"Dervişlik olaydı taç ile hırka,

Biz dahi alırdık otuza kırka."

(Yunus Emre)

Dervişlik nedir?

Kelime Farsça'dan dilimize geçmiştir. Köküne bakacak olursak, derviz “der-kapı, viz-gezen,tozan" anlamına gelir ve lügâtta bu şekilde anlamlandırılır. Asıl kullanılan manası ise, bir kâmil mürşide biatını veren ve seyru süluka başlayan kişidir. Peygamber efendimiz “Ben fakrımla övünürüm” der.

Derviş fakir ehlidir. Hz. Ali'de (Ra) konuyla ilgili şöyle söyler: “Yokluk, insanın kendi nefsine müstakil bir benlik izafe etmemesidir, varlığın hakka ait olduğunu bilmesidir. Ey derviş! Bil ve uyanık ol ki evvela Şeriat kelimesini, ikinci olarak Tarikat kelimesini üçüncü olarak Hakikat kelimesini dördüncü olarak Marifet kelimesini bilmek gerek. Eğer bir kişi sufi ise bunları bilmez ise sufi değildir.”

Bu yol aşk yoludur. Riya sahipleri bu yola gelemez. Kibr evinden çıkmayan derviş olamaz. Benliği terk etmeden, melamet ehli olup kınanmaktan korkmadan, peygamber efendimizin avlusunda yaşayan malsız mülksüz ashabı suffe misali yanınca olup dünyadan yüz çevirmeden dervişe dönülmez.

Günümüzde insanlarının da artık kibir ve hırs gibi iki büyük düşmanı var. Bu nedenledir ki dünyaya sırtlarını çeviremezler ve bu yüzdendir ki ibadetlerini yerine getiremediklerini söylerler ve hiç boş vakitleri yoktur. Bu doğru Müslümanın boş vakti yoktur. Fakat günümüz insanının dediği “yoğunluk” Müslüman insanın yoğunluğu değildir. Müslüman insan hayırlı işler ile meşgul olarak boş zamanını doldurur. Dervişlerin bu konudaki görüşleri az önce de belirttiğim gibi insanın dünyadan uzaklaşıp Allah’a yakınlaşması ile olur. Dervişlerin dünya yoğunluğu Allah ile meşguliyetle mevcut duruma gelir. Peygamber efendimiz de insanların boş vakitlerini doldurmalarını öğütlemiştir.

Şu hadisle aydınlanalım;

“İki nimet vardır ki, insanların çoğu bu nimetleri kullanmakta aldanmıştır: Sıhhat ve boş vakit.”

Ve ekleyelim;

“Beş şey gelmeden önce beş şeyin değerini çok iyi bilmelisin, ihtiyarlığından önce gençliğinin, hastalığından önce sağlığının, yokluğundan önce varlığının, meşguliyetinden önce boş vaktinin ve ölümünden önce hayatının.”

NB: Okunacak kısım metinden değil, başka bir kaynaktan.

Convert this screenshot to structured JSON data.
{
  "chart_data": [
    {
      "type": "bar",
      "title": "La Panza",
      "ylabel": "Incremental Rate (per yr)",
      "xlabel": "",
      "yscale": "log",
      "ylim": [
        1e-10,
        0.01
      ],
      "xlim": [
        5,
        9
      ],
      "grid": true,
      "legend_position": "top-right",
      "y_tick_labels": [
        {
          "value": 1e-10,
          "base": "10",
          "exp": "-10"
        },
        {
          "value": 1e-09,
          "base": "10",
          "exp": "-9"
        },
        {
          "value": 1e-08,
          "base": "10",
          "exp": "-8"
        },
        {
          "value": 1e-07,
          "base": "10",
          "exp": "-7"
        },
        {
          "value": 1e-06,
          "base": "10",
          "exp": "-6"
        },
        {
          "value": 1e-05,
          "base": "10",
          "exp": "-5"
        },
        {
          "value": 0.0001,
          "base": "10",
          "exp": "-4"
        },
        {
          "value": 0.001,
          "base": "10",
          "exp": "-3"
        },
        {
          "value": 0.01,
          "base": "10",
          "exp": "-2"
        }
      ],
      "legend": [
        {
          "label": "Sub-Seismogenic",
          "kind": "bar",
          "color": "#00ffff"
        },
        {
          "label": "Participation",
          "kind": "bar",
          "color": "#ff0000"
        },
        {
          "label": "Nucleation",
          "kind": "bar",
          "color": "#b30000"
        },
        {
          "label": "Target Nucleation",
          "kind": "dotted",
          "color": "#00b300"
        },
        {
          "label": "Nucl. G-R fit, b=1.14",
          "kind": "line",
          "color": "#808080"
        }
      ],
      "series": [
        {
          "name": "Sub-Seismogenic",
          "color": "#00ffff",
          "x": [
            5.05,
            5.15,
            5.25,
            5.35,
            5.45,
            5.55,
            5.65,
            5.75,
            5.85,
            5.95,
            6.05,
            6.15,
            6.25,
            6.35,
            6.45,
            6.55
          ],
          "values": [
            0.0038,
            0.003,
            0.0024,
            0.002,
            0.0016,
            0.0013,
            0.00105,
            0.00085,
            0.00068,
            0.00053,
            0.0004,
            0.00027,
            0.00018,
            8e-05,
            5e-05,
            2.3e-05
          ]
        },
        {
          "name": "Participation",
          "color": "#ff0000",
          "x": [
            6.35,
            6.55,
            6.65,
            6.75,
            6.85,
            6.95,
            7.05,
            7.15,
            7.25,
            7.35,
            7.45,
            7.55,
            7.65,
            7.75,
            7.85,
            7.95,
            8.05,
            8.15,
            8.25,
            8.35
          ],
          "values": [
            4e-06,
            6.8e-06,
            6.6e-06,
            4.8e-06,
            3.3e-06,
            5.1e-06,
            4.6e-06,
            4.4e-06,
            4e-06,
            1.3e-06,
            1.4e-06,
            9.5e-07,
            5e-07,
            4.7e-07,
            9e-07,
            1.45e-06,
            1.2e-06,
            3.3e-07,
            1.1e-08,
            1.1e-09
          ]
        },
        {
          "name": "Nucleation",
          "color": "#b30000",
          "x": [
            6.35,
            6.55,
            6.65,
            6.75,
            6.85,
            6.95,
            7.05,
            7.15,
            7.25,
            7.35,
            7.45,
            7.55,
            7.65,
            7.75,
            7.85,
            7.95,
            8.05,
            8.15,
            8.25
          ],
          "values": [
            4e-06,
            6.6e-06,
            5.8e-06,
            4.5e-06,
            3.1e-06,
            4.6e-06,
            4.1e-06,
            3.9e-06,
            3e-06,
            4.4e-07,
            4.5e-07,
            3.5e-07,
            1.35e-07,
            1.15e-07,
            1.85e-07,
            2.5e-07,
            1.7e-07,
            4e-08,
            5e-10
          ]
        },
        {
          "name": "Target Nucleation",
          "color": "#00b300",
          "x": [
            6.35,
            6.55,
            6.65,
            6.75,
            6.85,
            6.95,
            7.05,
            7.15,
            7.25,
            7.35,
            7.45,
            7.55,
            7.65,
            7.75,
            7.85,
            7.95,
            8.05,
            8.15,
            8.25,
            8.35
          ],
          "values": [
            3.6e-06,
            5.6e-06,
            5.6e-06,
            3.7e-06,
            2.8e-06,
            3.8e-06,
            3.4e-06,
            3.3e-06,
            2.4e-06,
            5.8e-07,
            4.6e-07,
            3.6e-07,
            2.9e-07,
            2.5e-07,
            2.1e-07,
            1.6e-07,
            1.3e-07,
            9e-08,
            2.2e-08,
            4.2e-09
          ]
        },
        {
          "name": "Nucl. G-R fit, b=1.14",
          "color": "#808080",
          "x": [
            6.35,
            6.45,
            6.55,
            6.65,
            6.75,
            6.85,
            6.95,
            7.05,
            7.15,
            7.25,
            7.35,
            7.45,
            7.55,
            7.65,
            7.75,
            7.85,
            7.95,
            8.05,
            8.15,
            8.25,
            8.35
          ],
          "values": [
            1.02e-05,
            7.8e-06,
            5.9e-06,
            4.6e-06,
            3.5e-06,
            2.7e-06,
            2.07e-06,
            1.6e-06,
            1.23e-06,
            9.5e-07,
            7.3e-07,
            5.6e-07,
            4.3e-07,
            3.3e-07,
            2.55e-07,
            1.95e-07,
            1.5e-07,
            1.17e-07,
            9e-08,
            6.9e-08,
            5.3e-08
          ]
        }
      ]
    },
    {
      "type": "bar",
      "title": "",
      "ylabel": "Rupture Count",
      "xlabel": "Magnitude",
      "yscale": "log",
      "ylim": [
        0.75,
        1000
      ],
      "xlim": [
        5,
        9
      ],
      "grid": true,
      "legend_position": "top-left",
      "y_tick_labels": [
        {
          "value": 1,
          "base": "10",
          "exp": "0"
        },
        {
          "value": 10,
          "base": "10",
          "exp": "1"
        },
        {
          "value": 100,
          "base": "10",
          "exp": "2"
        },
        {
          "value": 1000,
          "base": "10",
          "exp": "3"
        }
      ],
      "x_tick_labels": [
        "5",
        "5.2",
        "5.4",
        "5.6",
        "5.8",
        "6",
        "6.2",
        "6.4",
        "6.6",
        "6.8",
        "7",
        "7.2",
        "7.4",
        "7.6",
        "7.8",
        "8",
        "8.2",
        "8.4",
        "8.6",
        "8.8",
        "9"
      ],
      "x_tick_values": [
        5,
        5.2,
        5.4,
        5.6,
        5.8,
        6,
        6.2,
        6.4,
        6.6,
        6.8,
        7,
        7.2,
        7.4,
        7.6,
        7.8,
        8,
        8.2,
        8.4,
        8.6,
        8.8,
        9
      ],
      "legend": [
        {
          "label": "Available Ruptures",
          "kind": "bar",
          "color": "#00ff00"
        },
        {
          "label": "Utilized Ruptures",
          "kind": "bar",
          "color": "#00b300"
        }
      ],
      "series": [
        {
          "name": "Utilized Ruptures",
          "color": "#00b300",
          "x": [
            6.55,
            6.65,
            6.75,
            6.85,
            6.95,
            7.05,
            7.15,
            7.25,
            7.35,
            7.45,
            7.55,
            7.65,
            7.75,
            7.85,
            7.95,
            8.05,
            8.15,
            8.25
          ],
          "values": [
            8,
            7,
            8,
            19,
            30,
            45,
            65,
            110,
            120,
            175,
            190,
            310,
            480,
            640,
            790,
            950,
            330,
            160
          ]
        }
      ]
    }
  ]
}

Sonuç olarak da şunları aktaralım; Sağlık ve boş vakit, mücâhede yolunda değerlendirildiği ölçüde kazanılmış olur. Aksi halde bütünüyle kaybedilmiş demektir. Zira geçen hiçbir saniyenin geri döndürülmesi mümkün değildir. “Vakit kılıçtır” dikkat edilmezse insanı biçer. Sağlık da değeri elden çıktıktan sonra anlaşılan bir nimettir.

Bu iki nimeti Allah’a yakınlık yolunda kullanmakta dikkatli ve titiz olmak, bunları değerlendirmede başarılı olamayan çoğunluk içinden yakayı sıyırıp mücâhedeyi kazanmak için ilk ve temel şarttır. Hepimiz bu hayatta aslında bir dervişiz zamanı nasıl kullandığımız önemli.

Ne demiş Aşık Yunus "Mal da yalan, mülk de yalan, gel biraz da sen oyalan."